On retrouve un peu de Lady Hemphill dans Lady Tressilian, la matriarche inflexible et austère du roman *Vers zéro* d’Agatha Christie, adapté par la BBC en une mini-série en trois parties diffusée sur BritBox. Huston y incarne cette veuve alitée au regard perçant, qui règne sur Gull’s Point, son domaine côtier du Devon—à la fois son royaume et son poste d’observation. Quinze ans après la noyade de son mari dans la baie voisine, les jours de Lady Tressilian suivent une routine grognonne : se plaindre de la station balnéaire criarde en face, éplucher les potins londoniens et convoquer le personnel d’un coup de sonnette impatient. Jusqu’à ce qu’elle réunisse sa famille éclatée pour une visite estivale (et une mise à jour nécessaire de son testament). Le groupe comprend son neveu séducteur, champion de tennis ; son ex-femme et son épouse actuelle ; un cousin déshonoré venu d’Orient ; et l’avocat familial. Du haut de sa chambre, elle les qualifie de « nid de vipères ».

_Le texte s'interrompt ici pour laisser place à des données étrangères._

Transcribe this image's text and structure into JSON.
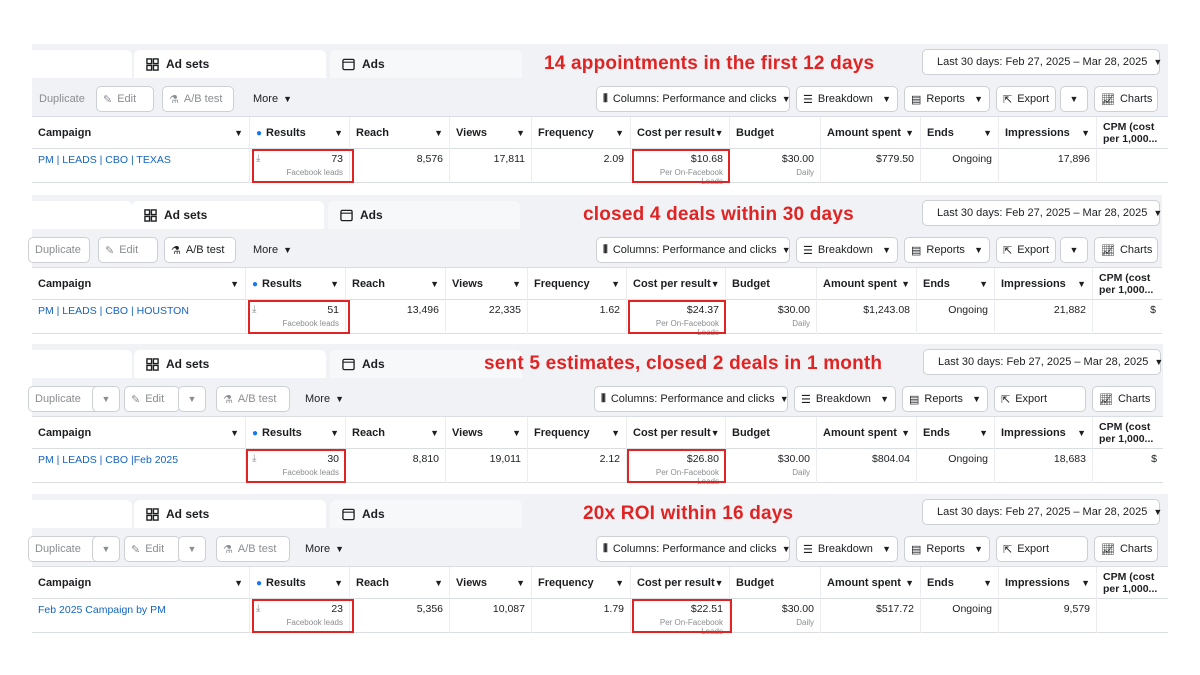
{
  "colors": {
    "highlight": "#e02424",
    "link": "#1565c0",
    "info": "#1877f2"
  },
  "panels": [
    {
      "tabs": {
        "adsets": "Ad sets",
        "ads": "Ads"
      },
      "headline": "14 appointments in the first 12 days",
      "date_range": "Last 30 days: Feb 27, 2025 – Mar 28, 2025",
      "toolbar": {
        "duplicate": "Duplicate",
        "edit": "Edit",
        "ab_test": "A/B test",
        "more": "More",
        "columns": "Columns: Performance and clicks",
        "breakdown": "Breakdown",
        "reports": "Reports",
        "export": "Export",
        "charts": "Charts"
      },
      "headers": {
        "campaign": "Campaign",
        "results": "Results",
        "reach": "Reach",
        "views": "Views",
        "frequency": "Frequency",
        "cost_per_result": "Cost per result",
        "budget": "Budget",
        "amount_spent": "Amount spent",
        "ends": "Ends",
        "impressions": "Impressions",
        "cpm": "CPM (cost per 1,000..."
      },
      "row": {
        "campaign": "PM | LEADS | CBO | TEXAS",
        "results": "73",
        "results_sub": "Facebook leads",
        "reach": "8,576",
        "views": "17,811",
        "frequency": "2.09",
        "cost": "$10.68",
        "cost_sub": "Per On-Facebook Leads",
        "budget": "$30.00",
        "budget_sub": "Daily",
        "amount_spent": "$779.50",
        "ends": "Ongoing",
        "impressions": "17,896",
        "cpm": ""
      }
    },
    {
      "tabs": {
        "adsets": "Ad sets",
        "ads": "Ads"
      },
      "headline": "closed 4 deals within 30 days",
      "date_range": "Last 30 days: Feb 27, 2025 – Mar 28, 2025",
      "toolbar": {
        "duplicate": "Duplicate",
        "edit": "Edit",
        "ab_test": "A/B test",
        "more": "More",
        "columns": "Columns: Performance and clicks",
        "breakdown": "Breakdown",
        "reports": "Reports",
        "export": "Export",
        "charts": "Charts"
      },
      "headers": {
        "campaign": "Campaign",
        "results": "Results",
        "reach": "Reach",
        "views": "Views",
        "frequency": "Frequency",
        "cost_per_result": "Cost per result",
        "budget": "Budget",
        "amount_spent": "Amount spent",
        "ends": "Ends",
        "impressions": "Impressions",
        "cpm": "CPM (cost per 1,000..."
      },
      "row": {
        "campaign": "PM | LEADS | CBO | HOUSTON",
        "results": "51",
        "results_sub": "Facebook leads",
        "reach": "13,496",
        "views": "22,335",
        "frequency": "1.62",
        "cost": "$24.37",
        "cost_sub": "Per On-Facebook Leads",
        "budget": "$30.00",
        "budget_sub": "Daily",
        "amount_spent": "$1,243.08",
        "ends": "Ongoing",
        "impressions": "21,882",
        "cpm": "$"
      }
    },
    {
      "tabs": {
        "adsets": "Ad sets",
        "ads": "Ads"
      },
      "headline": "sent 5 estimates, closed 2 deals in 1 month",
      "date_range": "Last 30 days: Feb 27, 2025 – Mar 28, 2025",
      "toolbar": {
        "duplicate": "Duplicate",
        "edit": "Edit",
        "ab_test": "A/B test",
        "more": "More",
        "columns": "Columns: Performance and clicks",
        "breakdown": "Breakdown",
        "reports": "Reports",
        "export": "Export",
        "charts": "Charts"
      },
      "headers": {
        "campaign": "Campaign",
        "results": "Results",
        "reach": "Reach",
        "views": "Views",
        "frequency": "Frequency",
        "cost_per_result": "Cost per result",
        "budget": "Budget",
        "amount_spent": "Amount spent",
        "ends": "Ends",
        "impressions": "Impressions",
        "cpm": "CPM (cost per 1,000..."
      },
      "row": {
        "campaign": "PM | LEADS | CBO |Feb 2025",
        "results": "30",
        "results_sub": "Facebook leads",
        "reach": "8,810",
        "views": "19,011",
        "frequency": "2.12",
        "cost": "$26.80",
        "cost_sub": "Per On-Facebook Leads",
        "budget": "$30.00",
        "budget_sub": "Daily",
        "amount_spent": "$804.04",
        "ends": "Ongoing",
        "impressions": "18,683",
        "cpm": "$"
      }
    },
    {
      "tabs": {
        "adsets": "Ad sets",
        "ads": "Ads"
      },
      "headline": "20x ROI within 16 days",
      "date_range": "Last 30 days: Feb 27, 2025 – Mar 28, 2025",
      "toolbar": {
        "duplicate": "Duplicate",
        "edit": "Edit",
        "ab_test": "A/B test",
        "more": "More",
        "columns": "Columns: Performance and clicks",
        "breakdown": "Breakdown",
        "reports": "Reports",
        "export": "Export",
        "charts": "Charts"
      },
      "headers": {
        "campaign": "Campaign",
        "results": "Results",
        "reach": "Reach",
        "views": "Views",
        "frequency": "Frequency",
        "cost_per_result": "Cost per result",
        "budget": "Budget",
        "amount_spent": "Amount spent",
        "ends": "Ends",
        "impressions": "Impressions",
        "cpm": "CPM (cost per 1,000..."
      },
      "row": {
        "campaign": "Feb 2025 Campaign by PM",
        "results": "23",
        "results_sub": "Facebook leads",
        "reach": "5,356",
        "views": "10,087",
        "frequency": "1.79",
        "cost": "$22.51",
        "cost_sub": "Per On-Facebook Leads",
        "budget": "$30.00",
        "budget_sub": "Daily",
        "amount_spent": "$517.72",
        "ends": "Ongoing",
        "impressions": "9,579",
        "cpm": ""
      }
    }
  ]
}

« Je pense que [Lady Tressilian] était surtout le produit de son époque », explique Huston. « Elle avait perdu pied depuis des années et se contentait de survivre. Ce n’était pas une vie heureuse, mais elle avait trouvé un moyen de la contrôler. Et elle ne rate pas grand-chose—elle sait toujours ce qui se passe. » Fidèle au style de Christie, les retrouvailles tournent au meurtre, à la trahison et à une enquête complexe.
Huston comprend bien ces dynamiques—sa propre famille, illustre et anticonformiste, évoluait dans ce même monde de privilèges, de pouvoir, d’aventures et d’intrigues qui a inspiré Christie. Son grand-père, Walter Huston, était une star de Broadway devenue acteur hollywoodien dans les années 1930-40, tandis que son père, John Huston, fut l’un des cinéastes les plus redoutables de l’âge d’or. La famille avait des racines écossaises-irlandaises, et après que la Commission des activités anti-américaines eut lancé ses enquêtes (largement infondées) sur les prétendues sympathies communistes d’Hollywood à la fin des années 1940, John Huston quitta la Californie pour l’Irlande.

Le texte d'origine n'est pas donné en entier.